- Created by: Cathy Verney
- Starring: Natacha Lindinger Michèle Moretti François Vincentelli
- Country of origin: France
- No. of seasons: 3
- No. of episodes: 30 (list of episodes)

Production
- Producers: Bruno Gaccio Gilles Galud
- Running time: 26 minutes/episode

Original release
- Network: Canal+
- Release: 9 May 2008 – 6 July 2015

= Hard (TV series) =

Hard is a French television series created and produced by Cathy Verney, airing since 9 May 2008 on Canal+ in France, and later internationally. The series focuses on the pornographic movie industry. It is part of the "New Trilogy" collection on Canal+.

==Synopsis==
After the sudden death of her husband, Sophie discovers through her mother-in-law, that her late husband did not run a successful software company, but instead produced pornographic films, with Soph'X being the legacy.

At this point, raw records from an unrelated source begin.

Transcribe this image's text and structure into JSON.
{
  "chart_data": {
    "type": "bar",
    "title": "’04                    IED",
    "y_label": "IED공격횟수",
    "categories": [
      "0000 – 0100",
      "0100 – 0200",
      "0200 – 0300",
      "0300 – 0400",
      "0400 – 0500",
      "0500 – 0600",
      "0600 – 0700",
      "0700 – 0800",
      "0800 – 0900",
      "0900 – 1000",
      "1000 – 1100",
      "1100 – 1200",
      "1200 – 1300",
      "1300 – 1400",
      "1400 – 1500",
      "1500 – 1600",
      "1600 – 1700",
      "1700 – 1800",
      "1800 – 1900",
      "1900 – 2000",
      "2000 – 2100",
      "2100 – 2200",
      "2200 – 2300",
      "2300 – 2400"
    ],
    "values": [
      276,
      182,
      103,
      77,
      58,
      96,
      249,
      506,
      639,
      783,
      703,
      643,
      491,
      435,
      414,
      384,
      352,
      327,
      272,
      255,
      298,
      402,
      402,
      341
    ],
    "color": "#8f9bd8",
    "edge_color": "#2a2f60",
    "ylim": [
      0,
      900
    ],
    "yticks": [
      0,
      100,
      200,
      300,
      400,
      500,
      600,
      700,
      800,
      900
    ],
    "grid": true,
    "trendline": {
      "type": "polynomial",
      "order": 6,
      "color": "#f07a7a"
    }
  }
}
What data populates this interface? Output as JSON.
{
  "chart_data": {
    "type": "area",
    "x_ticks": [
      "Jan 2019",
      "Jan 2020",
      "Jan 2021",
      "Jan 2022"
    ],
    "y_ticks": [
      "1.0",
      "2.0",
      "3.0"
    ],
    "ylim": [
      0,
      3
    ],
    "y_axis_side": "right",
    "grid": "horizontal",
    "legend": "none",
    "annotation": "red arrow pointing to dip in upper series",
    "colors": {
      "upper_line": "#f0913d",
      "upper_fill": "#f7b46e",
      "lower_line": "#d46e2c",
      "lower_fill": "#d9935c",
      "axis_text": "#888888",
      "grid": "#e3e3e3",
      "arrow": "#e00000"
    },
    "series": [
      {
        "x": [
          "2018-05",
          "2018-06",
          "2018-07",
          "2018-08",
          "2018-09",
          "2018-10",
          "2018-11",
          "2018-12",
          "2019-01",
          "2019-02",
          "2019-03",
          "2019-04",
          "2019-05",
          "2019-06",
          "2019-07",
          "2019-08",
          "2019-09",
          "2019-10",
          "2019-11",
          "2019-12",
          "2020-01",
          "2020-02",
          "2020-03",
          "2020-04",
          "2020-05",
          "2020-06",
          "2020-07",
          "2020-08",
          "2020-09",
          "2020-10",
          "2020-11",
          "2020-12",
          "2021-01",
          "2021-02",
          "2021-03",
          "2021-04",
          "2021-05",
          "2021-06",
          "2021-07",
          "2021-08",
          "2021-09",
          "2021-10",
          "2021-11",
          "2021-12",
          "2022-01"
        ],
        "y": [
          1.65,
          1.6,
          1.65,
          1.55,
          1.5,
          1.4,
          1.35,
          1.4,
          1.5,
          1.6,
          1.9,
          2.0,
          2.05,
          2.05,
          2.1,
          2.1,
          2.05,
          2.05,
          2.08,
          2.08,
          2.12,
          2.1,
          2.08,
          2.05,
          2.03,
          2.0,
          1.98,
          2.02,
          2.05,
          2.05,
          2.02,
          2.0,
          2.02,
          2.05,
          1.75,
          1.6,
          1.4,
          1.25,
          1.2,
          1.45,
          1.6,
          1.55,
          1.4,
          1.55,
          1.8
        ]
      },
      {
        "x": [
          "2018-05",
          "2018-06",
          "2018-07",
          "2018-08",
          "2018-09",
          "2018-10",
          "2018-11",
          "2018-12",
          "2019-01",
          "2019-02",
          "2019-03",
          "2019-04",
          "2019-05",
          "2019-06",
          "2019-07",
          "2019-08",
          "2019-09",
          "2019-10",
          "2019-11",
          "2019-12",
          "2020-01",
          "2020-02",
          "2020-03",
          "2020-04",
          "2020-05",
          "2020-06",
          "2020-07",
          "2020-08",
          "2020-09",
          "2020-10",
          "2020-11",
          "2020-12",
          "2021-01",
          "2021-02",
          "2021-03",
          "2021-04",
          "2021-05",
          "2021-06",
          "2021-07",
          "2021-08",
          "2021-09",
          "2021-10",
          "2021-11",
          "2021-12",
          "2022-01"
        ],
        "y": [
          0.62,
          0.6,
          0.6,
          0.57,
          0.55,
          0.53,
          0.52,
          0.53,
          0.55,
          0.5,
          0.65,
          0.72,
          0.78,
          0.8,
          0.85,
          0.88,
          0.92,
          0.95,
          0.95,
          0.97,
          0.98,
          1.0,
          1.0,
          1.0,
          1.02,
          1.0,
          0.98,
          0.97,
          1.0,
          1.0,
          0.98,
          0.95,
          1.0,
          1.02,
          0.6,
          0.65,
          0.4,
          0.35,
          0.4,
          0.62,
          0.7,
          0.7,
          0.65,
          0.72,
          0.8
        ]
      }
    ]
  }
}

Bewildered and dismayed, at discovering a world she could not conceive of in a thousand years, she hesitates between taking over the company or selling everything to resume her job as a lawyer. To pay the mortgage held by her husband before his death, she has to decide to modernize Soph'X, until a meeting with porn star and pillar of the company, Roy Lapoutre, forces her hand.

==Cast==
===Recurring===
- Natacha Lindinger as Sophie
- François Vincentelli as Jean-Marc Danel / Roy Lapoutre
- Stéphan Wojtowicz as Pierre
- Charlie Dupont as Corrado
- Anne Caillon as Mathilde
- Claire Dumas & Alice Dufour as Joujou
- Cedric Chevalme as Rudy
- Jean-Noël Cnokaert as Philippe Boule
- Axel Wursten as Jules
- Jonathan Cohen as Vikash
- Corinne Masiero as Sonia
- Fanny Sidney as Violette
- Mehdi Nebbou as Rémi Capelle
- Michèle Moretti as Louise
- Claire Nadeau as Anne-Marie Teissere
- Valérie Kéruzoré as Armelle
- Michèle Laroque as Madeleine Fournier

===Guest===
- Anne Benoît as Madame Martel
- Cécile de France as Herself
- Denis Podalydès as Himself
- Élisabeth Margoni as Nadine
- Elli Medeiros as Eve
- François Civil as Tony
- Françoise Lépine as Françoise
- Guillaume Gallienne as Himself
- Lyes Salem as Henri Sainte-Rose
- Philippe Nahon as Daniel
- Philippe Rebbot as Nathaniel Micheletty
- Thomas Coumans

==Episodes==
- Season 1 originally aired from 9 to 23 May 2008, over 6 episodes of 26 minutes.
- Season 2 originally aired from 30 May to 20 June 2011, over 12 episodes of 26 minutes.
- Season 3 originally aired from 1 June to 6 July 2015, over 12 episodes of 26 minutes.

==International distribution==
The first season of the series was also broadcast in Hungary late 2010 under the title Derült égből porn, on the channel HBO Magyarország. It was proposed as a TV movie in two parts, the first lasting 74 minutes and the second lasting 78 minutes. Sky Arts started airing the first series in July 2013.

In 2016, SBS2 began airing the show weekly in Australia (with subtitles), starting with Season 3 and beginning with an introductory airing of three episodes consecutively on one night. SBS also offered the whole season available to stream on their website for Australian audiences. So far there are no announcements made as to whether or not they will air the first two seasons.

==Brazilian remake and HBO Max==
In 2020, HBO Latin America produced a Brazilian remake of the original French series. The remake is available for streaming in the United States on HBO Max.